The facilities also offer scalable power infrastructure, from 100 to 200 W/m², and advanced insulation systems. Energy efficiency measures are embedded throughout: LED lighting, water-saving fixtures, and insulation upgrades that together are projected to save tenants between USD 75,000 and 80,000 annually in utilities.
The design is future-proofed as well. Roofs are prepped for solar panels, parking lots are EV-ready, and an integrated Energy Management System (EMS) tracks energy use and carbon emissions in real time, offering predictive alerts and optimization recommendations.
The rise of “green factories” is no longer a niche trend — it has become a mainstream requirement. At many industrial parks, low-carbon materials, solar installations, water recycling, and natural lighting are standard features.
Developers are also rethinking worker well-being. Ventilation systems that combine mechanical and natural airflow, built to ASHRAE standards, ensure fresh air and low noise levels. Skylights and translucent roof panels maximize daylight exposure, shown to boost both physical and mental health. Covered motorbike parking provides 12–13 spaces per 1,000 sqm of floor area, ensuring smooth daily operations. Smoke-free policies and designated green zones further enhance the quality of life on-site.

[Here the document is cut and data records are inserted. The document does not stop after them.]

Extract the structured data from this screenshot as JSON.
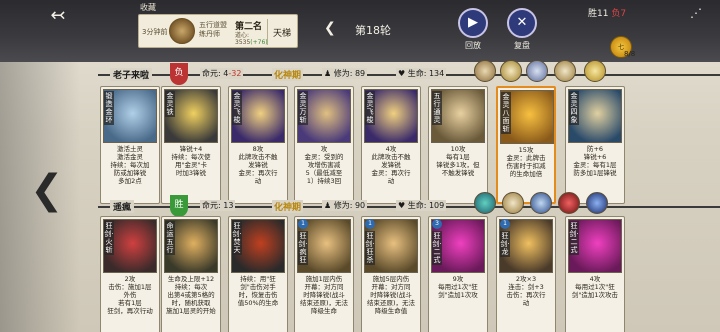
{
  "topbar": {
    "back_icon": "↢",
    "collect_label": "收藏",
    "profile": {
      "score": "3分钟前",
      "subtitle": "五行道盟 练丹师",
      "rank": "第二名",
      "dao": "道心:",
      "dao_value": "3535",
      "dao_delta": "(+76)",
      "ladder": "天梯"
    },
    "round_arrow": "❮",
    "round": "第18轮",
    "replay": {
      "icon": "▶",
      "label": "回放"
    },
    "review": {
      "icon": "✕",
      "label": "复盘"
    },
    "score_win": "胜11",
    "score_lose": "负7",
    "progress_top": "七",
    "progress_text": "8/8"
  },
  "players": [
    {
      "name": "老子来啦",
      "badge": "负",
      "life_label": "命元:",
      "life_v1": "4",
      "life_v2": "-32",
      "realm": "化神期",
      "cult_label": "修为:",
      "cult_value": "89",
      "hp_label": "生命:",
      "hp_value": "134",
      "cards": [
        {
          "title": "锻造金环",
          "lines": [
            "激活土灵",
            "激活金灵",
            "持续：每次加",
            "防或加锋锐",
            "多加2点"
          ],
          "lvl": ""
        },
        {
          "title": "金灵铁",
          "lines": [
            "锋锐+4",
            "持续：每次使",
            "用\"金灵\"卡",
            "时加3锋锐"
          ],
          "lvl": ""
        },
        {
          "title": "金灵飞梭",
          "lines": [
            "8攻",
            "此牌攻击不触",
            "发锋锐",
            "金灵：再次行",
            "动"
          ],
          "lvl": ""
        },
        {
          "title": "金灵万斩",
          "lines": [
            "攻",
            "金灵：受到的",
            "攻增伤害减",
            "5（最低减至",
            "1）持续3回"
          ],
          "lvl": ""
        },
        {
          "title": "金灵飞梭",
          "lines": [
            "4攻",
            "此牌攻击不触",
            "发锋锐",
            "金灵：再次行",
            "动"
          ],
          "lvl": ""
        },
        {
          "title": "五行通灵",
          "lines": [
            "10攻",
            "每有1层",
            "锋锐多1攻，但",
            "不触发锋锐"
          ],
          "lvl": ""
        },
        {
          "title": "金灵八面斩",
          "lines": [
            "15攻",
            "金灵：此牌击",
            "伤害时于扣减",
            "的生命加倍"
          ],
          "lvl": ""
        },
        {
          "title": "金灵四象",
          "lines": [
            "防+6",
            "锋锐+6",
            "金灵：每有1层",
            "防多加1层锋锐"
          ],
          "lvl": ""
        }
      ]
    },
    {
      "name": "遥瘋",
      "badge": "胜",
      "life_label": "命元:",
      "life_v1": "13",
      "life_v2": "",
      "realm": "化神期",
      "cult_label": "修为:",
      "cult_value": "90",
      "hp_label": "生命:",
      "hp_value": "109",
      "cards": [
        {
          "title": "狂剑·火斩",
          "lines": [
            "2攻",
            "击伤：施加1层",
            "外伤",
            "若有1层",
            "狂剑，再次行动"
          ],
          "lvl": ""
        },
        {
          "title": "命运五行",
          "lines": [
            "生命及上限+12",
            "持续：每次",
            "出第4或第5格的",
            "时，随机获取",
            "施加1层灵的开始"
          ],
          "lvl": ""
        },
        {
          "title": "狂剑·焚天",
          "lines": [
            "持续：用\"狂",
            "剑\"击伤对手",
            "时，恢复击伤",
            "值50%的生命"
          ],
          "lvl": ""
        },
        {
          "title": "狂剑·疯狂",
          "lines": [
            "施加1层内伤",
            "开幕：对方同",
            "时降锋锐(战斗",
            "结束还原)，无法",
            "降级生命"
          ],
          "lvl": "1"
        },
        {
          "title": "狂剑·狂杀",
          "lines": [
            "施加5层内伤",
            "开幕：对方同",
            "时降锋锐(战斗",
            "结束还原)，无法",
            "降级生命值"
          ],
          "lvl": "1"
        },
        {
          "title": "狂剑·二式",
          "lines": [
            "9攻",
            "每用过1次\"狂",
            "剑\"造加1次攻"
          ],
          "lvl": "3"
        },
        {
          "title": "狂剑·龙",
          "lines": [
            "2攻×3",
            "连击：剑+3",
            "击伤：再次行",
            "动"
          ],
          "lvl": "1"
        },
        {
          "title": "狂剑·二式",
          "lines": [
            "4攻",
            "每用过1次\"狂",
            "剑\"造加1次攻击"
          ],
          "lvl": ""
        }
      ]
    }
  ],
  "left_arrow": "❮"
}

“Our goal is to go beyond simply delivering industrial space. We want to create a facility that supports productivity, safeguards the environment, and elevates the quality of life for every worker on site”, said Mr. Tran Quang Trung, Head of Project Development at KTG Industrial
Source: Perspective photo of the KTG Industrial VSIP Bac Ninh 2 project
A Strategic Factory for Asia
Comparisons with regional peers underscore Vietnam’s competitive edge. China, while still the “world’s factory,” is grappling with rising labor costs and trade friction with the U.S. Thailand has mature infrastructure but high rents and limited supply. Malaysia allows foreign ownership of industrial assets but faces escalating rents in prime zones. Indonesia offers scale but uneven infrastructure, while Singapore caters to high-tech manufacturing with some of the region’s most expensive rents.
Many analysts argue that Vietnam is retracing China’s path of the early 2000s: low costs, abundant labor, and surging FDI inflows. With the right strategies, Vietnam could climb the value chain—from consumer goods production to high-tech sectors such as semiconductors, precision electronics, and automation.
The outlook over the next five to ten years appears highly promising. On one hand, FDI policies are becoming more liberal, supported by commitments to expand transport, ports, and energy infrastructure. On the other, the rise of internationally certified green factories positions Vietnam to meet the growing ESG requirements of global corporations. Challenges remain, from shortages of skilled technical labor to land constraints and intensifying ASEAN competition, but government reforms in vocational training, administrative streamlining, and incentives for high-tech industries suggest strong momentum.
In many ways, the new U.S. tariffs have inadvertently become a catalyst for global supply chain restructuring. And Vietnam, with its blend of cost advantages, geographic positioning, and policy stability, is emerging as one of the biggest beneficiaries, well on its way to becoming Asia’s next strategic manufacturing powerhouse.
*Ready-Built Factory (RBF) is a type of industrial real estate consisting of factories that have been pre-designed and constructed according to specific technical standards. These facilities typically offer flexible floor areas and are available for immediate lease, enabling businesses to save time and initial investment costs while enabling faster production starts.